The sensitivity of epsilon -PKC-GFP to fatty acids differed from that of gamma -PKC-GFP (Table I). Except for tridecanoic, linoleic, and arachidonic acids, the fatty acids in general had little effect on the translocation of epsilon -PKC- GFP. As shown in Table I, only five fatty acids (tridecanoic, pentadecanoic, linoleic, arachidonic, and docosahexaenoic acids) induced translocation when used alone at 200 µM. The other fatty acids required more than 300 µM for activity or failed to translocate epsilon -PKC-GFP. Tridecanoic acid was the most effective for the epsilon -PKC-GFP translocation, being more effective for epsilon -PKC-GFP than gamma -PKC-GFP (Table I).

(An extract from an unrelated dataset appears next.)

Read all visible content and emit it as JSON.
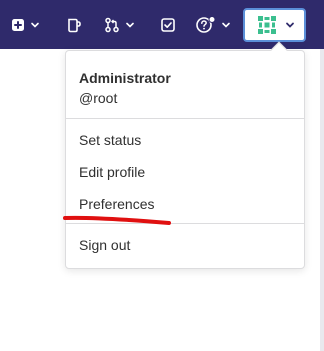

epsilon -PKC-GFP fluorescence was detected in the cytoplasm. Occasionally, fairly intense fluorescence was present in the perinuclear region (Fig. 4 A, second row), but no epsilon -PKC-GFP was present within the nucleus before stimulation. Except for palmitic acid, the saturated fatty acids induced rapid, transient translocation of epsilon -PKC-GFP from the cytoplasm to the membrane (Fig. 4 A). An addition of 200 µM tridecanoic and pentadecanoic acid caused rapid movement of epsilon -PKC-GFP to the membrane and a return to the cytoplasm at 2 min. Of the five unsaturated fatty acids tested, the translocation of epsilon -PKC-GFP was reproducibly induced by linoleic, arachidonic, or docosahexaenoic acid at 200 µM. The translocation induced by docosahexaenoic acid was similar to that induced by the saturated fatty acids in Fig. 4 A (data not shown). Linoleic and arachidonic acids, however, induced a unique translocation of epsilon -PKC-GFP (Fig. 4 B). Neither linoleic nor arachidonic acid at 200 µM induced rapid, reversible translocation of epsilon -PKC-GFP to the plasma membrane, but both induced slow, irreversible accumulation of epsilon -PKC-GFP to perinuclear regions. The accumulation of epsilon -PKC-GFP in the perinuclear region was evident 3 min after the stimulations with linoleic and arachidonic acids and was still detectable 15 min after stimulation (data not shown). Arachidonic acid-induced translocation occurred in the presence of 10 µM of indomethacine, which inhibits the generation of eicosanoids from arachidonic acid (data not shown) (Flower et al., 1985).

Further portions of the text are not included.